Multithreaded-interpreter
The multithreaded-interpreter is a branch of development adding support for parallel processing to VisTrails modules. It allows to execute parts of a pipeline in parallel, or even on remote machines.
Currently, support for threads, multiprocessing and IPython has been put in.
Introduction
In 2.0, modules execute serially; each module calls it's upstream modules' update() method recursively to execute the full graph.
Because of the way VisTrails behaves and limitations of the libraries it uses (PyQt, VTK), this should be opt-in: by default, modules should still run sequentially on a single thread.
Modules that do support parallel execution would get executed in a different thread in parallel with each other and in parallel with classic modules, so a mechanism to allow the interpreter thread to continue while a module went to the background is necessary.
Execution logic
Currently, the execution logic for the pipeline is entirely contained in the Module class. In the update() method, a module calls update_upstream() then compute(); this first method simply calls update() on each upstream module recursively and in no particular order.
These recursive calls are incompatible with backgrounding tasks as there is no way for a module to do anything while these calls are no complete. Moreover, some modules override the update_upstream() logic, for instance the ControlFlow package (If/Default/ExecuteInOrder modules) or don’t actually use it, for instance ControlFlow’s or ParallelFlow’s Map modules.
Task system
Thus, I replaced the recursive calls with a task system (vistrails.core.task_system). This system provides a way to add tasks to be run later, and for a callback to be run when done; it also handles priorities. The system only runs tasks sequentially, but provides a way to register asynchronous tasks to support backgrounding modules.

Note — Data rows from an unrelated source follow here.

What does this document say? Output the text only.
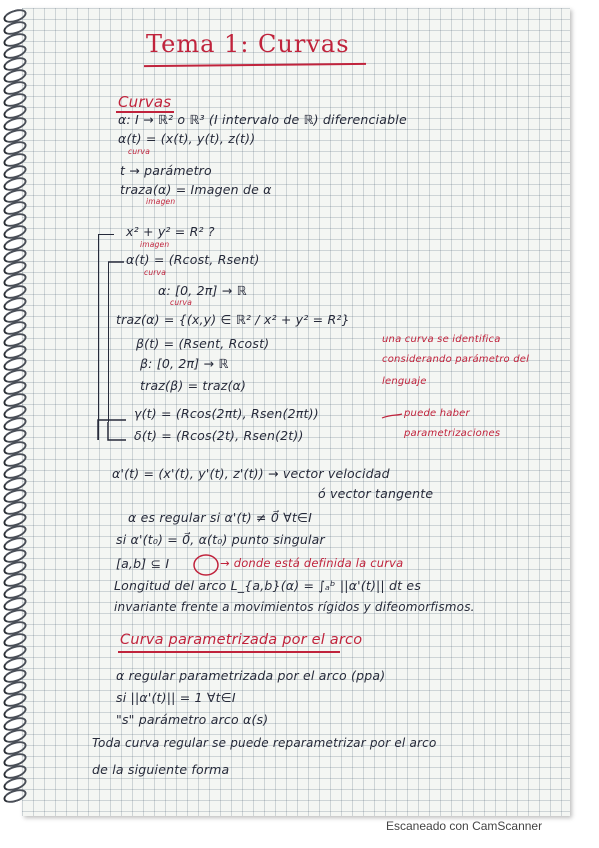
Tema 1: Curvas
Curvas
α: I → ℝ² o ℝ³ (I intervalo de ℝ) diferenciable
α(t) = (x(t), y(t), z(t))
curva
t → parámetro
traza(α) = Imagen de α
imagen
x² + y² = R² ?
imagen
α(t) = (Rcost, Rsent)
curva
α: [0, 2π] → ℝ
curva
traz(α) = {(x,y) ∈ ℝ² / x² + y² = R²}
β(t) = (Rsent, Rcost)
β: [0, 2π] → ℝ
traz(β) = traz(α)
una curva se identifica
considerando parámetro del
lenguaje
γ(t) = (Rcos(2πt), Rsen(2πt))
δ(t) = (Rcos(2t), Rsen(2t))
puede haber
parametrizaciones
α'(t) = (x'(t), y'(t), z'(t)) → vector velocidad
ó vector tangente
α es regular si α'(t) ≠ 0⃗ ∀t∈I
si α'(t₀) = 0⃗, α(t₀) punto singular
[a,b] ⊆ I	→ donde está definida la curva
Longitud del arco L_{a,b}(α) = ∫ₐᵇ ||α'(t)|| dt es
invariante frente a movimientos rígidos y difeomorfismos.
Curva parametrizada por el arco
α regular parametrizada por el arco (ppa)
si ||α'(t)|| = 1 ∀t∈I
"s" parámetro arco α(s)
Toda curva regular se puede reparametrizar por el arco
de la siguiente forma
Escaneado con CamScanner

To make sure that background tasks are started as soon as possible (before foreground tasks), the base priorities are as follow:
- 10 (UPDATE_UPSTREAM_PRIORITY) for “update upstream” tasks, so that every module has a chance to register its tasks before anything starts computing
- 100 (COMPUTE_PRIORITY) for “compute” tasks
- 50 (COMPUTE_BACKGROUND_PRIORITY) for “start thread/process” tasks, so they they are started before compute tasks. This allows them to run in parallel with regular compute tasks, in addition to running in parallel between themselves
Parallelization layer
On top of this task system, a simple interface allowing standard modules to use parallilization without much efforts has been added. It consists of two parts:
- A @parallelizable class decorator for Module subclasses, used to declare which targets a module can be executed on. A Module will only be executed on targets it supports.
- A ParallelizationScheme base class, that provides a specific way to execute a module. Currently implemented are:
- ThreadScheme, that uses concurrent.futures.ThreadPoolExecutor
- ProcessScheme, that uses concurrent.futures.ProcessPoolExecutor
- IPythonScheme, that uses IPython.parallel to dispatch modules to a cluster
Issues
- When there are non-parallel modules or tasks, the task system may not run them in the most efficient order. This is because the actual duration of each task is not know. An effort has been made to try to reach the backgroundable tasks first, but as their upstream modules need to be run, finding the most efficient order is difficult. Moreover, using complex strategies to choose a task might make execution slower even though it uses parallelism.
- upstream modules are not necessarily run consecutively, this causes issues with packages that wrongly assume that to keep some global state, like matplotlib that creates a Figure then expects only its own upstream modules to be run.
- Executing a Group module remotely should be possible if all the contained modules support it.